4. Das Berufungsgericht ist zutreffend davon ausgegangen, dass die dem Beklagten zugeteilten B*****‑Aktien, die er in seiner Eigenschaft als damaliger Halter der streitgegenständlichen I*****-Aktien erlangt hat, ein auf den Geldersatzanspruch anrechenbarer Vorteil waren, der über entsprechenden Einwand der im Vorprozess Beklagten entweder Zug um Zug herauszugeben oder mit einem bestimmten Gegenwert vom Klagsbetrag abzuziehen gewesen wäre (vgl 6 Ob 192/14z). Es handelt sich bei diesen zugeteilten Aktien aber nicht um ein „Surrogat“ für die I*****-Aktien, zumal diese weiterhin beim Beklagten vorhanden waren und kein Aktientausch stattgefunden hat.
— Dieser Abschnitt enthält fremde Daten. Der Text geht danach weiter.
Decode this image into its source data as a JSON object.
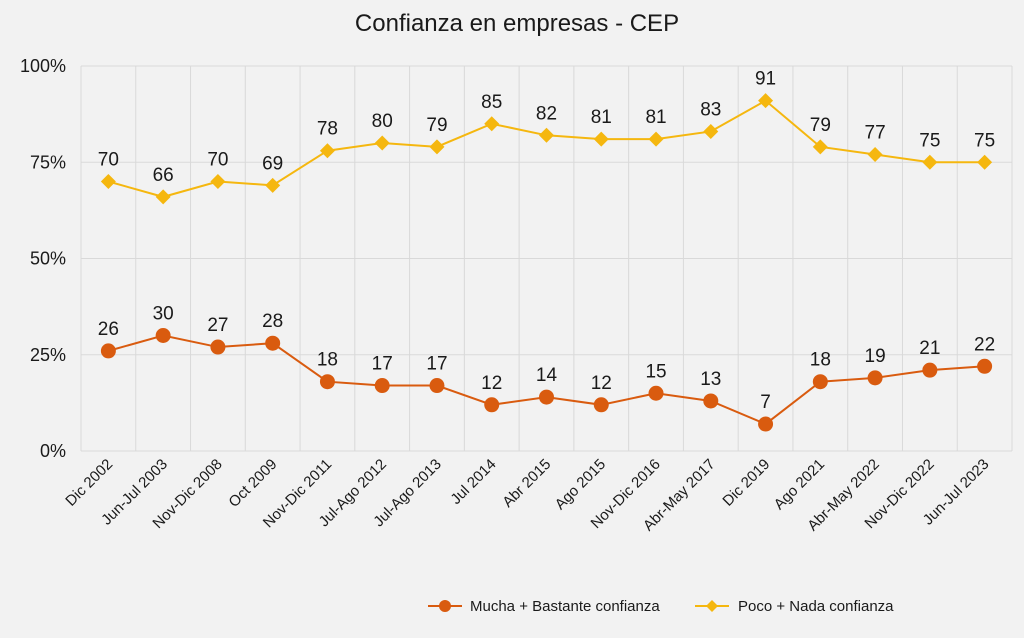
{
  "chart_data": {
    "type": "line",
    "title": "Confianza en empresas - CEP",
    "xlabel": "",
    "ylabel": "",
    "ylim": [
      0,
      100
    ],
    "yticks": [
      "0%",
      "25%",
      "50%",
      "75%",
      "100%"
    ],
    "grid": true,
    "legend_position": "bottom-right",
    "categories": [
      "Dic 2002",
      "Jun-Jul 2003",
      "Nov-Dic 2008",
      "Oct 2009",
      "Nov-Dic 2011",
      "Jul-Ago 2012",
      "Jul-Ago 2013",
      "Jul 2014",
      "Abr 2015",
      "Ago 2015",
      "Nov-Dic 2016",
      "Abr-May 2017",
      "Dic 2019",
      "Ago 2021",
      "Abr-May 2022",
      "Nov-Dic 2022",
      "Jun-Jul 2023"
    ],
    "series": [
      {
        "name": "Mucha + Bastante confianza",
        "color": "#d95b0f",
        "marker": "circle",
        "values": [
          26,
          30,
          27,
          28,
          18,
          17,
          17,
          12,
          14,
          12,
          15,
          13,
          7,
          18,
          19,
          21,
          22
        ]
      },
      {
        "name": "Poco + Nada confianza",
        "color": "#f5b70f",
        "marker": "diamond",
        "values": [
          70,
          66,
          70,
          69,
          78,
          80,
          79,
          85,
          82,
          81,
          81,
          83,
          91,
          79,
          77,
          75,
          75
        ]
      }
    ]
  }
}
Der Vorteilsausgleich hat prinzipiell über Einwendung des Schädigers zu erfolgen, den für seine Voraussetzungen die Behauptungslast und Beweislast trifft (RIS‑Justiz RS0036710).

Es wäre somit Sache der nunmehrigen Klägerin gewesen, die Anrechnung des Vorteils der Zuteilung von B*****-Aktien im Vorverfahren geltend zu machen; dass ihr ein solches Vorbringen nicht möglich gewesen wäre, hat sie nicht behauptet. Die erstmals in der Revision aufgestellte Behauptung, der Beklagte habe den Erhalt der B*****‑Aktien im Vorprozess bewusst verschwiegen, verstößt gegen das Neuerungsverbot. Davon abgesehen würde damit auch kein selbstständiger Klagegrund, sondern nur ein (fristgebundener) Wiederaufnahmsgrund iSd § 530 Abs 1 Z 7 ZPO dargetan.

Wenn dem hier Beklagten im Vorprozess wegen der Unterlassung des Einwands der Vorteilsanrechnung im Ergebnis ein zu hoher Schadenersatz zuerkannt wurde, kann dieses Ergebnis nach Rechtskraft der Entscheidung (sieht man von den hier nicht relevanten Anwendungsfällen der §§ 529 ff ZPO ab) genausowenig mehr korrigiert werden wie die Nichtberücksichtigung von Dividendenausschüttungen, Zinsen oder sonstigen anrechenbaren Vorteilen (vgl 6 Ob 192/14z).

5. Für einen eigenständig einklagbaren, vom Ergebnis des Vorverfahrens unabhängigen Anspruch der Klägerin auf Herausgabe der B*****‑Aktien fehlt eine Rechtsgrundlage. Der Beklagte war durch den Erhalt dieser Aktien insbesondere nicht bereichert, hat er sie doch im Zuge der Spaltung rechtmäßig zugeteilt erhalten.

6. Der Revision war daher keine Folge zu geben.

Die Entscheidung über die Kosten des Revisionsverfahrens gründet sich auf §§ 41, 50 ZPO.